Lucene.Net Indexing Searching Entry Level Tutorial

Many .Net developers have been using Lucene.net since it first appeared on the scene after being directly ported from the JAVA lucene offering around 2004. This is an entry - level tutorial to get you up to speed quickly.

If you visit Codeplex.com you can find a number of (in some cases) quite sophisticated implementations of indexing and search engines using Lucene.net. However, getting any one of them into a state of “usability” for your own “stuff” may be very difficult because they are complex.


So while investigating Lucene.net for my own use as a potential alternative to say SQL Server FullText or perhaps DtSearch, I thought it would be a good idea to start instead from the ground – up, with just the basics.


Lucene.net is a complete, single assembly solution to virtually any indexing and searching need. The compiled assembly is only 440Kb. Lucene.net is also pretty fast - you'll see a milliseconds elapsed time displayed in the demo. And there's nothing to stop you from kicking off multiple threads to do your indexing provided you have sufficient locking semantics around the Write method of the indexer. It is 100% managed code; there is no COM Interop and no dependency on a database.

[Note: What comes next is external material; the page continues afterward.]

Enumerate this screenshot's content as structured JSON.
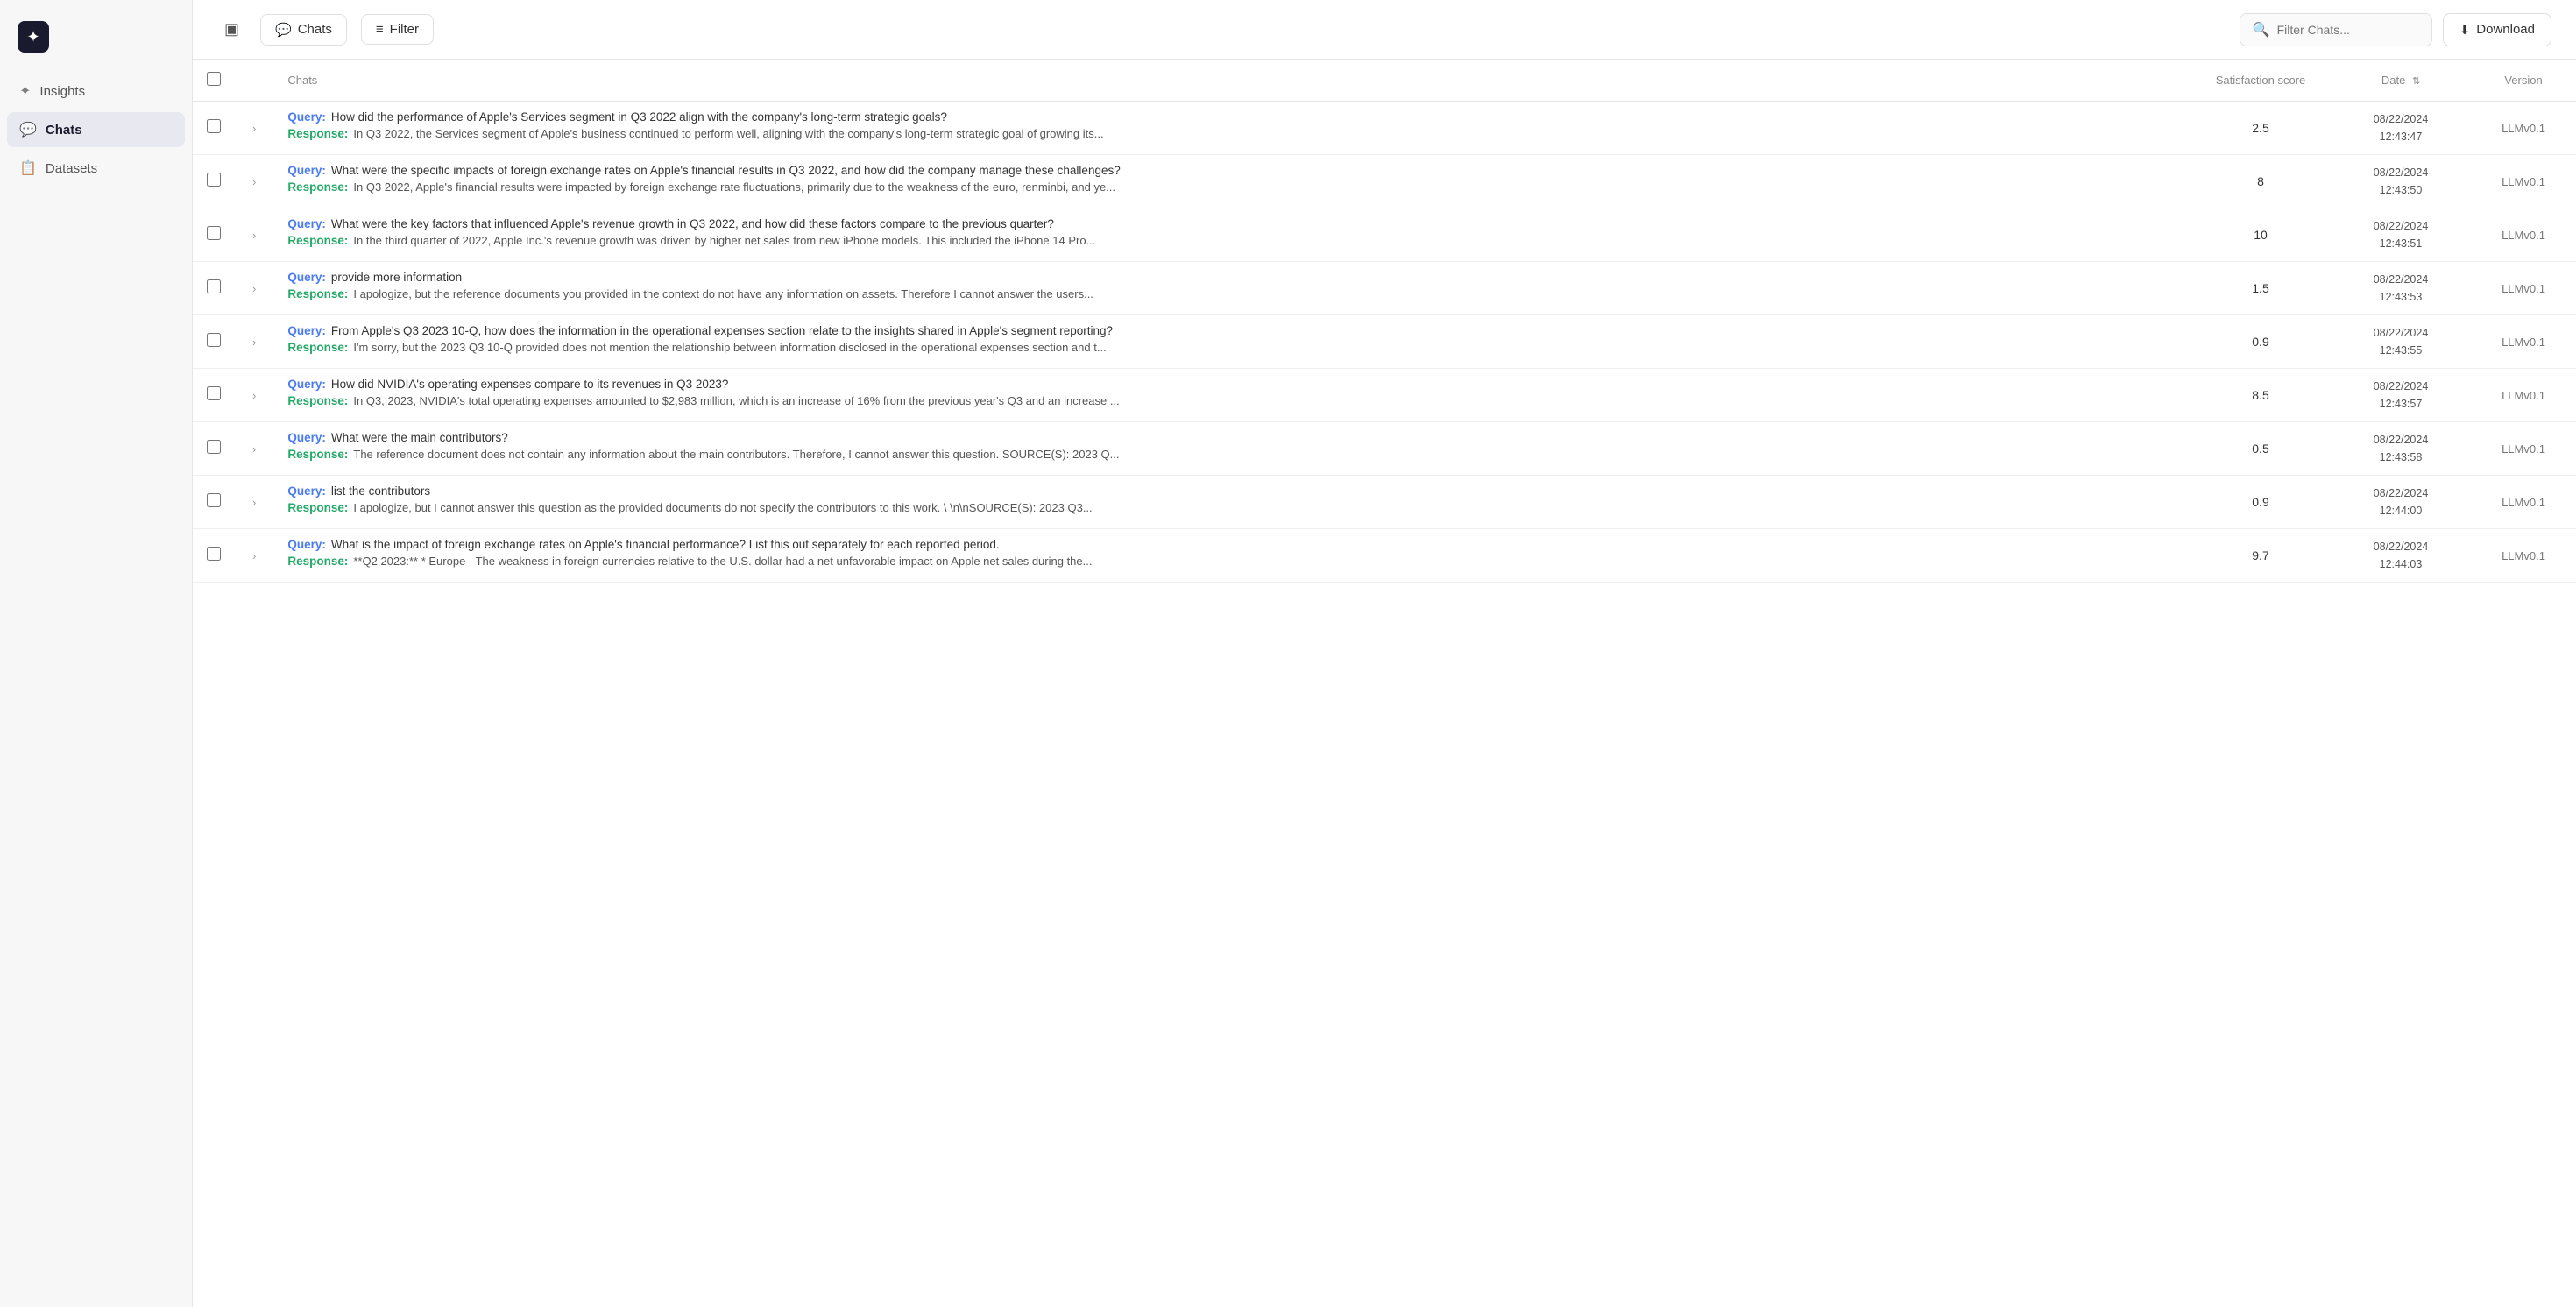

Lucene.Net is comprised of the following basic building blocks:


Directory – a Lucene – specific index directory on disk ( There are other options such as in RAM).
Analyzer – any of a number of different content analyzers. Here I use the StandardAnalyzer.
IndexWriter – Does just what it says – writes index entries into the Directory
IndexReader – Reads an index. Has many methods.
Document – this is the basic structure that is used to design the fields in your index items
IndexSearcher - Designed to implement searches on an index.
QueryParser - Parses a specified query so that the Searcher can use it.
Query - the object that represents the query item for the searcher to use.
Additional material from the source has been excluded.